Die Vorsitzende Richterin Martine Ract-Madoux ging sie dafür mehrfach hart an. Insbesondere die „kolossale“ Summe von 45 Millionen Euro Schmerzensgeld für Tapie sei doch „ein Schlag in die Magengrube“ gewesen, der sie zum Handeln hätte zwingen müssen, empörte sich die Richterin. Für den Tod eines Kindes erhielten Eltern schließlich die im Vergleich lächerliche Summe von rund 30.000 Euro. Nach dieser Schelte schien die Richtung des Urteils vorgegeben.

Ahnte Lagarde die Konsequenzen, als ihr beim Schlusswort am Freitag die Stimme brach? Ausgerechnet die Frau, die auch bei den größten Beben auf den Finanzmärkten die Ruhe zu bewahren schient, war plötzlich den Tränen nahe.

Das Urteil wird Lagarde nicht den Job kosten

Dass der amtierende sozialistische Präsident François Hollande sich schon während des Ermittlungsverfahrens zugunsten Lagardes aussprach - mit dem Argument, sie sei die letzte Vertreterin Frankreichs auf einem hohen internationalen Posten? Nützte der Angeklagten letztlich nur bedingt. In der Tat begründete die Vorsitzende Richterin den Verzicht auf eine Strafe mit dem internationalen Ansehen Lagardes. Zu ihren Gunsten sprach auch, dass erst neue Ermittlungen den Betrugsverdacht untermauerten und Tapie 2015 zur Rückzahlung der Millionenentschädigung verurteilt wurde.

Das Urteil wird Lagarde nicht den Job in Washington kosten. Erst im Februar hatte der IWF ihren Vertrag verlängert. Da war bereits absehbar, dass sie in Frankreich vor Gericht stehen würde. Für den Prozess vorige Woche hatte der IWF seiner Chefin Urlaub gewährt. Bei seinem Treffenam heutigen Montag wird ihr das Führungsgremium vermutlich erneut das Vertrauen aussprechen.

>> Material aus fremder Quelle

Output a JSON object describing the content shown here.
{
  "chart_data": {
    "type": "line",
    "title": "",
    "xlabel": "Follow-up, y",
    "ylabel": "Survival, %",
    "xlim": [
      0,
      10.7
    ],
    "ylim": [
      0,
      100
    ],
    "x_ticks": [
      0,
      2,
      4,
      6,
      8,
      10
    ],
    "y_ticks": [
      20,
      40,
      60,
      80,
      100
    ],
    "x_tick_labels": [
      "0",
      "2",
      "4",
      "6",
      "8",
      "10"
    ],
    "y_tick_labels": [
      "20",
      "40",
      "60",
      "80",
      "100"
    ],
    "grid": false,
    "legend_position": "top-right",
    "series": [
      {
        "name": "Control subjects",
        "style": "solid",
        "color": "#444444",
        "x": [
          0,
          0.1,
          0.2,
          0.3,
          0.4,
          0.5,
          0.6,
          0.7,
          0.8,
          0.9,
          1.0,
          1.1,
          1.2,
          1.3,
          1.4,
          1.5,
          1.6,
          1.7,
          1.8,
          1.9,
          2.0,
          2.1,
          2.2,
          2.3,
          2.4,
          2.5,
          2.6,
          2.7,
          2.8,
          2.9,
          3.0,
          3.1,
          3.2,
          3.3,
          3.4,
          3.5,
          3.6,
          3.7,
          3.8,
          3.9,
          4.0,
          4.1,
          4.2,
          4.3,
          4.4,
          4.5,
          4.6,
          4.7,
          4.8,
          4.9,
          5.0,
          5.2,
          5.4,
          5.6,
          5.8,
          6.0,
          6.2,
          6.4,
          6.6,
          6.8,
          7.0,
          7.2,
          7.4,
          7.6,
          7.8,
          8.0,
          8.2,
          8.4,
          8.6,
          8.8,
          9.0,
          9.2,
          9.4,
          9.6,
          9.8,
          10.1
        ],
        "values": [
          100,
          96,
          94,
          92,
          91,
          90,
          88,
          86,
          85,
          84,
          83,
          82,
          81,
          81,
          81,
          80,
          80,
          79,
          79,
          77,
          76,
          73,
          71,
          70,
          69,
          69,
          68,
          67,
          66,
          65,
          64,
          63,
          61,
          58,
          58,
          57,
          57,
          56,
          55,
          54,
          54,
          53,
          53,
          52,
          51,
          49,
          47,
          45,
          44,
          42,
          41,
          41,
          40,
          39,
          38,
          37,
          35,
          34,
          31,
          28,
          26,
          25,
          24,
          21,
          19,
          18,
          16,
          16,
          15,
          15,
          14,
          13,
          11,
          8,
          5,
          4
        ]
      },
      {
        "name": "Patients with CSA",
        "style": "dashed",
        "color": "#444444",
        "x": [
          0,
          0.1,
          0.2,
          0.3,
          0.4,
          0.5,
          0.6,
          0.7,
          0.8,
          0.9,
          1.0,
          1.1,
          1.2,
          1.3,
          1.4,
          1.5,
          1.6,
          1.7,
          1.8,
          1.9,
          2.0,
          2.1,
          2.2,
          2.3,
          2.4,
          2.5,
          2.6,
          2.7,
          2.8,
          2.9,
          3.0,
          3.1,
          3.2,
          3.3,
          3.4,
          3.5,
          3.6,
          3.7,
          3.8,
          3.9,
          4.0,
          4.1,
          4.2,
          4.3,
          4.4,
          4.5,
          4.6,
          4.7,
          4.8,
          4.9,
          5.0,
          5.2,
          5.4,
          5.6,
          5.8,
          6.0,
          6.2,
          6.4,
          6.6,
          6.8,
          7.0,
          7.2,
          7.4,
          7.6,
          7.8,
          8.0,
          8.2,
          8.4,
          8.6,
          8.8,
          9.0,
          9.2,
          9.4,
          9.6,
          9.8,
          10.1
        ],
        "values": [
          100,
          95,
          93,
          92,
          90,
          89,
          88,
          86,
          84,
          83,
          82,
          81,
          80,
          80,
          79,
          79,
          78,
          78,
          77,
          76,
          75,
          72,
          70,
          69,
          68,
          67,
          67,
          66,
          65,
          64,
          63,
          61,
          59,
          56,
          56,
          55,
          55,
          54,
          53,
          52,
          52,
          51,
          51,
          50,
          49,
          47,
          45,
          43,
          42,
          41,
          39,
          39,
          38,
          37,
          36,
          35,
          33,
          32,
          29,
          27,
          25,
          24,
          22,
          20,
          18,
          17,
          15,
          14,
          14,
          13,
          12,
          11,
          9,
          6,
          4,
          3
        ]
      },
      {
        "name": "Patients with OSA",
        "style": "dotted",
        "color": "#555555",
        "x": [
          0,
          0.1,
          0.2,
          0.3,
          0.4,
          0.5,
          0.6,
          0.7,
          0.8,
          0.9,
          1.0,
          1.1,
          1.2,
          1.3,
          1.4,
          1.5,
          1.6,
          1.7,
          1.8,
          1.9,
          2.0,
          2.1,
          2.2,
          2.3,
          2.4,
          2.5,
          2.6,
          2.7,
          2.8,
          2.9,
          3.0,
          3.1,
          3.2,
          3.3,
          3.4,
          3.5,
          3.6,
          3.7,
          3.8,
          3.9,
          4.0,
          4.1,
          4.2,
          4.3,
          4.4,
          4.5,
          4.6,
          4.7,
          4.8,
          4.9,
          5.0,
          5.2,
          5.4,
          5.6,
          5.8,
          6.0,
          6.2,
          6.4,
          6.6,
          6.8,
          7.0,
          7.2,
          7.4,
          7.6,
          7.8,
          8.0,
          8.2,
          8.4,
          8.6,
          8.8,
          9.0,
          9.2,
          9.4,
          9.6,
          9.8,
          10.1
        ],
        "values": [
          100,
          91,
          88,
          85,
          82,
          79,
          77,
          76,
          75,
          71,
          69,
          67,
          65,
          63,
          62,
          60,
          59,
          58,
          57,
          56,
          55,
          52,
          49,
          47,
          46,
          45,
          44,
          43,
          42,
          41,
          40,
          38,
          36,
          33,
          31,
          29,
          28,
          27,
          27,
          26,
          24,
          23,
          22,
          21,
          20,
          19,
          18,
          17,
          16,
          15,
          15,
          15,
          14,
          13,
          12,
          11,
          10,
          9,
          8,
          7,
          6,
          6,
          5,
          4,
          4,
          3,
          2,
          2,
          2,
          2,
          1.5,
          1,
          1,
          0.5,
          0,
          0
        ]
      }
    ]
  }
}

Eine Berufung gegen das Urteil ist nicht möglich. Lagarde kann aber Revision einlegen. Diese Möglichkeit prüfen ihre Anwälte nun. Dann wird sich im besten Fall der Gerichtshof erneut mit dem Fall befassen müssen, aber in einer komplett anderen Besetzung, die ihr womöglich gewogener ist. Im Frühjahr stehen Präsidentschafts- und Parlamentswahlen an, die auch die Verteilung der Richterposten am Gerichtshof der Republik verändern dürfte. Es stünden Lagarde allerdings weitere Monate oder sogar Jahre der Unsicherheit bevor, die ihre Autorität weiter untergraben.

Lagarde ist jetzt 60 Jahre alt. Ihr Vertrag beim IWF gilt noch bis 2021. Doch es wäre kein Wunder, wenn sie früher ihren Rückzug ankündigt. Sie hat oft gesagt, dass sie sich im Anschluss auf Aufgaben außerhalb der Finanzwelt konzentrieren möchte, vielleicht auf die Förderung von Frauen in ärmeren Ländern.

Von hohen Ämtern in der französischen Politik, für die sie in der Vergangenheit mehrfach gehandelt wurde, dürfte sie jedenfalls genug haben.